Plumbery has been extended so that it can handle external cloud services and act within cloud nodes:

  • terraform - orchestrate resources at AWS or ar Microsoft Azure
  • cloud-init - configure the operating system, files, and applications

The fittings plan is written in YAML, and it must have multiple documents in it. The first document provides general configuration parameters for the engine. Subsequent documents describe the various locations for the fittings.
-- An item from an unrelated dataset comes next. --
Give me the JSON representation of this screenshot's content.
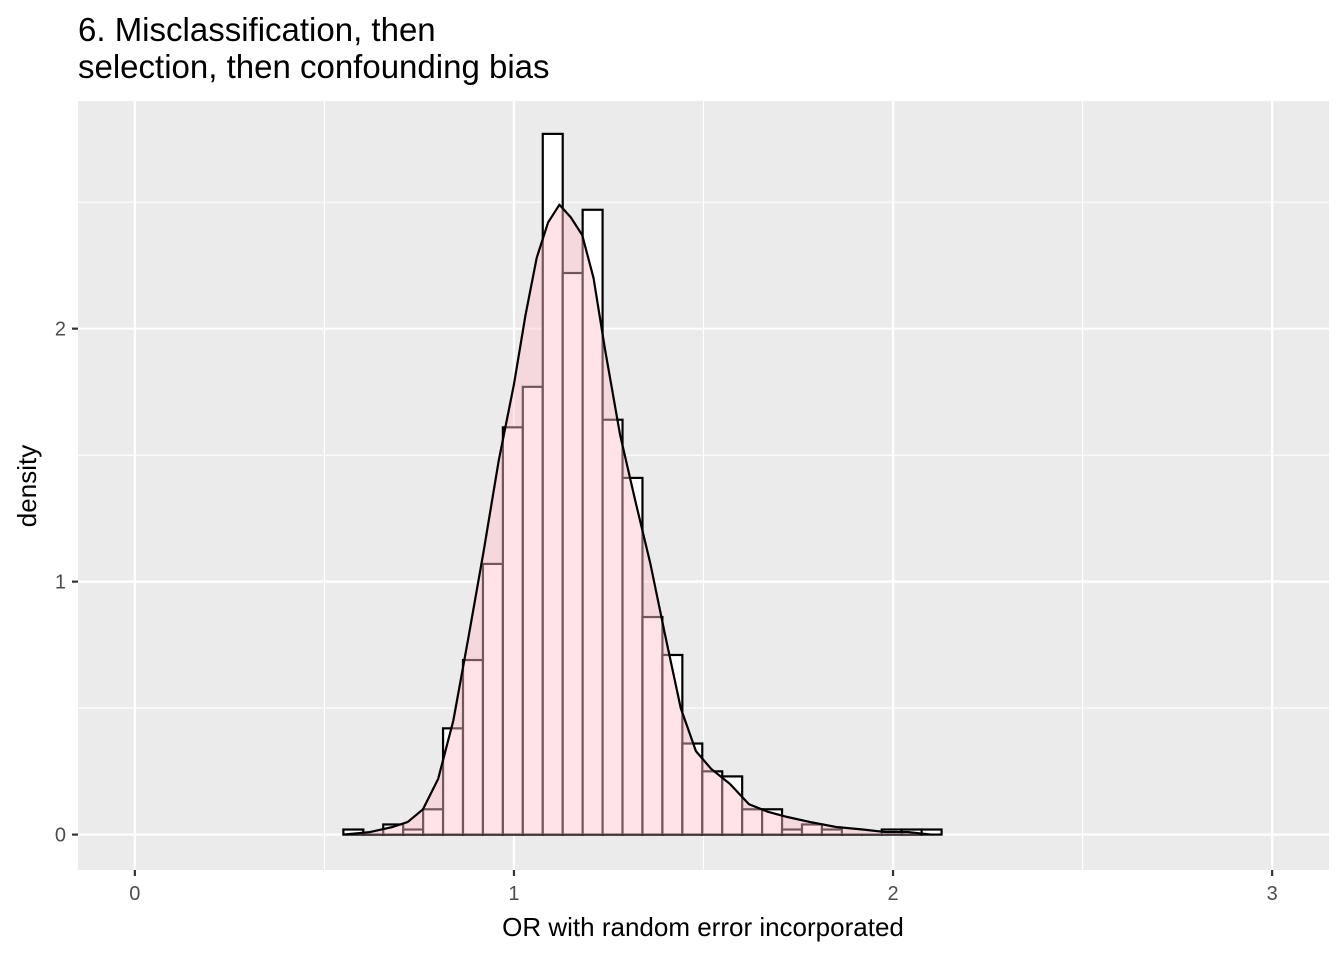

An example of a minimum fittings plan:

locationId: EU6
regionId: dd-eu

blueprints:

  - myBluePrint:
      domain:
        name: myDC
      ethernet:
        name: myVLAN
        subnet: 10.1.10.0
      nodes:
        - myServer

In this example, the plan is to deploy a single node in the data centre at Frankfurt, in Europe. The node myServer will be placed in a network named myVLAN, and the network will be part of a network domain acting as a virtual data centre, myDC. The blueprint has a name, myBluePrint, so that it can be handled independently from other blueprints.